Australian researchers say those living in coastal areas are probably more at risk for skin cancer because they spend more time in the sun.
The researchers at the University of Adelaide suggest that while the skin cancer risk is greater for coastal and river people, with more care that risk can be reduced.
It seems data has revealed that South Australians living on the coast, near the River Murray and in metropolitan Adelaide are more likely to get skin cancer than their inland cousins - the researchers say the data has revealed that over a 20-year period from 1985-2004, coastal dwellers in particular are 41% more likely to be diagnosed with melanoma.
The researchers from the University of Adelaide and SA Department of Health say living close to the river also carries a 19% greater chance of contracting skin cancer compared to residents living in regional and remote parts of South Australia.

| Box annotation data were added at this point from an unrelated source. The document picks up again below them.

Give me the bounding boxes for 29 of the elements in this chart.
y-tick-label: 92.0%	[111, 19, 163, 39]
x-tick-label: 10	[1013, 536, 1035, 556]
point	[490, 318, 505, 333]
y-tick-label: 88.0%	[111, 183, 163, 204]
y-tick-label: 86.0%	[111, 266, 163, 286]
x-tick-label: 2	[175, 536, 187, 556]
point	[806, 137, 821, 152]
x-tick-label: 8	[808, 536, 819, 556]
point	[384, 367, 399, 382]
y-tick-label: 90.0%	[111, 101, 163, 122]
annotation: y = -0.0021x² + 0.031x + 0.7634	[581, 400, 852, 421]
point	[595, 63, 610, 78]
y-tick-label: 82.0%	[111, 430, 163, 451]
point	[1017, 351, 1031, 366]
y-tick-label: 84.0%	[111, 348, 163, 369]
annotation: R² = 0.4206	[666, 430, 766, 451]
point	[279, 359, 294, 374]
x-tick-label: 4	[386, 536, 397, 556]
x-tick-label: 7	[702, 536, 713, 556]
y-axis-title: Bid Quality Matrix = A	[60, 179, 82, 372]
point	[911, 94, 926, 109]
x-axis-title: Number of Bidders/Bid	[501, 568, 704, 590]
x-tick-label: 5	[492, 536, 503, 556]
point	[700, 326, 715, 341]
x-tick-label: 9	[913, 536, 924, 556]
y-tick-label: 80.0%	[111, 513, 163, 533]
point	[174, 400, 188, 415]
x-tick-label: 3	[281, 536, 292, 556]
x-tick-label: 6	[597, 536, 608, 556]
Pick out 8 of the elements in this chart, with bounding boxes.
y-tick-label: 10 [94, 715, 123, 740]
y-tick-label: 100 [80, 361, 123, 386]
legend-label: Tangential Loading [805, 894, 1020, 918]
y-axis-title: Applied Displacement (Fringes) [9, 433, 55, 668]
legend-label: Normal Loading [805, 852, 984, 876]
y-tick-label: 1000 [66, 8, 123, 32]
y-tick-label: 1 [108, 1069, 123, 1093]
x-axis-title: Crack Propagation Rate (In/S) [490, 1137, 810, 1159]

Melanoma specialist Associate Professor Brendon Coventry from the University of Adelaide's Discipline of Surgery says the results indicate that people who live near the coast or River Murray are more exposed to the sun over their lifetime.
Earlier research had suggested that the coastal effect may also be explained by greater physical activity outdoors and Associate Professor Coventry says there is a large elderly population in coastal South Australia and it is important that melanoma prevention is a target in these areas as there is a significant problem with diagnosing melanoma early enough in older men.
Associate Professor Coventry and SA Health colleagues Adrian Heard and Bridget Milanowski analysed melanoma statistics from metropolitan Adelaide and 11 regional centres in South Australia and they say while there was a significant risk in contracting skin cancer for residents living on the coast or near the river, the data wasn't strong enough to show a real difference in melanoma death rates compared to people living inland.